A Cornell University research team has just brought to light new evidence that aims to resolve a most perplexing medical mystery and confirms that the source of chronic fatigue syndrome originates in the gut not the brain.
Published in the journal Microbiome this past June, the study identified biological markers of chronic fatigue syndrome in gut bacteria and inflammatory agents in the blood.
Through stool samples and blood work, the team was able to able to correctly diagnose chronic fatigue syndrome (CFS) in 83% of the subjects tested. The findings indicated that the diversity of types of bacteria were greatly reduced in CFS patients compared to those of healthy subjects.
According to Maureen Hanson, the Liberty Hyde Bailey Professor in the Department of Molecular Biology and Genetics at Cornell, “Our detection of a biological abnormality provides further evidence against the ridiculous concept that the disease is psychological in origin.”
Chronic fatigue syndrome (CFS), is a condition in which debilitating fatigue lasting 6-months or more isn’t alleviated by rest and cannot be connected to any other medical condition. It has long been regarded primarily as a psychological condition induced by stress. This new research, however, proves otherwise.
Ludovic Giloteaux, a postdoctoral researcher and first author of the study explains, “If we have a better idea of what is going on with these gut microbes and patients, maybe clinicians could consider changing diets, using prebiotics such as dietary fibers or probiotics to help treat the disease.”
At Integrative Nutrition, we understand that the gut – our body’s biggest immune system organ – remains a difficult area for the medical community to navigate, but is nonetheless a contributing factor in overall health. In fact, our bodies are comprised of 90% bacterial cells, and restoring gut health can help alleviate chronic conditions including: obesity, depression, acne, heart disease and more.

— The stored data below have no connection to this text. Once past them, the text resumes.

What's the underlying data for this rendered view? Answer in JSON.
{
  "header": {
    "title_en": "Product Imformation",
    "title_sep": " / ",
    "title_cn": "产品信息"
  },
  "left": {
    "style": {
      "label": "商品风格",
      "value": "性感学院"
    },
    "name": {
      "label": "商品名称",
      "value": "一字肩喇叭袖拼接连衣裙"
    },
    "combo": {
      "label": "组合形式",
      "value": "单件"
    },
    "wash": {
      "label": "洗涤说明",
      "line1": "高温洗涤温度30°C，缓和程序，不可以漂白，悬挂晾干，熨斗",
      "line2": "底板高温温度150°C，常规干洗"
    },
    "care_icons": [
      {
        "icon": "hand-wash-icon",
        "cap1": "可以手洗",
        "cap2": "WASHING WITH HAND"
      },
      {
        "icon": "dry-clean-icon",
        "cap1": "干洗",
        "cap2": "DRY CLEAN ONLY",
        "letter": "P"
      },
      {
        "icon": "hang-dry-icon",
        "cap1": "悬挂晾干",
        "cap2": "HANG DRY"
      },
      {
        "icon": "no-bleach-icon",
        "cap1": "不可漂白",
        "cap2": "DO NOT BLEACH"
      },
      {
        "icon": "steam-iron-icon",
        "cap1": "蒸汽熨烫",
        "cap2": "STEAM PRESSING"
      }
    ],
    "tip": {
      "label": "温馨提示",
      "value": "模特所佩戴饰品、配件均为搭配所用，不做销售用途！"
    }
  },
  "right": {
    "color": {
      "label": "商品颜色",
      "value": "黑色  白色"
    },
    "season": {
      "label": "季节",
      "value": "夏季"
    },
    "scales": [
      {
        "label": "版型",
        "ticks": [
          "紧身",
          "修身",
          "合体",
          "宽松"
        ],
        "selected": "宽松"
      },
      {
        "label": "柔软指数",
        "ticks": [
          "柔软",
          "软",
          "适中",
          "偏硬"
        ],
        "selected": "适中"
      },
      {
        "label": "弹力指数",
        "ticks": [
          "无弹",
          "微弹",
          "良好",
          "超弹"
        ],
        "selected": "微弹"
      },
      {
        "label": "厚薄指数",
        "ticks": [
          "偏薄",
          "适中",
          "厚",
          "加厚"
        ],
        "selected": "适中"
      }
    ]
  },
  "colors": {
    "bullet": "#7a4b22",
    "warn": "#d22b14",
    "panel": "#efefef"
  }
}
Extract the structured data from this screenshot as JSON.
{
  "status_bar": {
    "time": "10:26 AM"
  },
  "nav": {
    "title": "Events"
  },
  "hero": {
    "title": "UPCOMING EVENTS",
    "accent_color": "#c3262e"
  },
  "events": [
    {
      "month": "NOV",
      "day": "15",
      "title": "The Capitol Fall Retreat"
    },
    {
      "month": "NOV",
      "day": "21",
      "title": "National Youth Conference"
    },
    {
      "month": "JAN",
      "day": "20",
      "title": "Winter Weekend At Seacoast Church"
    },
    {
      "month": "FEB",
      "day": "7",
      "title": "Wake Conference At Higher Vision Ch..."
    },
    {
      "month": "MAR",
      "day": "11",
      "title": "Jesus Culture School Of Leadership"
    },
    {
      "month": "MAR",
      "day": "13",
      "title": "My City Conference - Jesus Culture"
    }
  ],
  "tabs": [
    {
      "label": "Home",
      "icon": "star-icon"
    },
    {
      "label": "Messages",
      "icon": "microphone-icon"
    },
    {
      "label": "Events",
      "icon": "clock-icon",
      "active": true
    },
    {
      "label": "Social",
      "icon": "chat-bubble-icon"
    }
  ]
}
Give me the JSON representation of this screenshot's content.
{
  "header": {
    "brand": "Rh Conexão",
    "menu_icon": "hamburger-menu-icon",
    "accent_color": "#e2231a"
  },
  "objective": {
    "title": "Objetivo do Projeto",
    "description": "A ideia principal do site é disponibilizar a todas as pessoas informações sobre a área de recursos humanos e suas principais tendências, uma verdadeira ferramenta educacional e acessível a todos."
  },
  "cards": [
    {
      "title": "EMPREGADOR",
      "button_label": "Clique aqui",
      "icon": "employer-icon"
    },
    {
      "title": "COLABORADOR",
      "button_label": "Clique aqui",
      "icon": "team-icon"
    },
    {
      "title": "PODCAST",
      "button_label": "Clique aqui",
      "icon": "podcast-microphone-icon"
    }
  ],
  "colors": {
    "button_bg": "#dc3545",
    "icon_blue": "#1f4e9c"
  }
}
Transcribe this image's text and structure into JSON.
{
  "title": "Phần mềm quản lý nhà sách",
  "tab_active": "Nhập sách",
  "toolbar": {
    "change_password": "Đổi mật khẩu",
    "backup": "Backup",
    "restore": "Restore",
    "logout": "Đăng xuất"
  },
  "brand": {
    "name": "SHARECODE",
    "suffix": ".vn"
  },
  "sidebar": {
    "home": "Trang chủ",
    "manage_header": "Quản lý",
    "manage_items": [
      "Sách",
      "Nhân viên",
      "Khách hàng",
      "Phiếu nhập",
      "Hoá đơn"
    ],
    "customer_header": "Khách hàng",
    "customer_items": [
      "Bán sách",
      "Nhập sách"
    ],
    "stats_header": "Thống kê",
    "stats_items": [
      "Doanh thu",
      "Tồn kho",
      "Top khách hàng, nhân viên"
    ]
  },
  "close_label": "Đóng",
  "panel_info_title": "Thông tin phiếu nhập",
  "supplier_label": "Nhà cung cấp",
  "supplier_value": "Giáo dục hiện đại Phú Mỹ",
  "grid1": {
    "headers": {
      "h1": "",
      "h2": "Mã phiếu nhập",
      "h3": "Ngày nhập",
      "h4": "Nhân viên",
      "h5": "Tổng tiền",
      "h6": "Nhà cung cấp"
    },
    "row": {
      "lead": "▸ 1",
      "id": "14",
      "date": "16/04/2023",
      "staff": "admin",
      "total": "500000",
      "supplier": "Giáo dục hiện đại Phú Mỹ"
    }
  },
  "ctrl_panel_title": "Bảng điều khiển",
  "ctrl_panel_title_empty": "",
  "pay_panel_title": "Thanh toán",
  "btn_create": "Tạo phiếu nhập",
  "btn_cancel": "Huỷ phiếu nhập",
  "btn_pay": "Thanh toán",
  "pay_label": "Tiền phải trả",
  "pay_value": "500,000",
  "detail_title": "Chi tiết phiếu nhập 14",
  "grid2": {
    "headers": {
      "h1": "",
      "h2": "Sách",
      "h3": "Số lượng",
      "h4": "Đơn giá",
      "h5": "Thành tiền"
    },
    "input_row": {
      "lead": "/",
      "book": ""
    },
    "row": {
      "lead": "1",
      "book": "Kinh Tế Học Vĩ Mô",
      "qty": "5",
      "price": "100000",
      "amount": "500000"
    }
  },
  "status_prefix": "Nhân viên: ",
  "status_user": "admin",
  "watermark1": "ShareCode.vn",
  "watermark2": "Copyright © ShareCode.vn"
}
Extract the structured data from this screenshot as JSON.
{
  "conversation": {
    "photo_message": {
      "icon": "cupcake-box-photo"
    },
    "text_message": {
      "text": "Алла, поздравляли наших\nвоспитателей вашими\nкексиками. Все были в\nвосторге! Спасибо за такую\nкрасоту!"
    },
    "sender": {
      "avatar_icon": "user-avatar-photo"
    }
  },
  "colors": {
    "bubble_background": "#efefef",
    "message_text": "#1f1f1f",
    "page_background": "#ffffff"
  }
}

Could it be that through proper diet and nutrition, chronic fatigue syndrome can be controlled and even reversed? The research suggests yes.
But as Giloteaux points out, this isn’t something that doctors and clinicians tend to focus on. In fact, less than 3% of doctor visits are spent discussing nutrition.
This is where Integrative Nutrition Health Coaches can come in.
Health Coaches spend time and resources helping patients incorporate wholesome, nutritious options into their diets and lifestyles. As a supportive mentor, Health Coaches fill a huge gap in our current healthcare system by helping people implement the behavioral and lifestyle changes recommended by their doctors.
Health Coaches understand that proper gut health begins with restoring the body’s source of good and bad bacteria – the microbiome. Facilitating and assisting in this process can ultimately help combat conditions such as chronic fatigue syndrome, leaky gut, Crohn’s disease, ulcerative colitis and other gut-related disorders.
By filling this void, Health Coaches have become part of the solution to this, and many other, perplexing medical mysteries.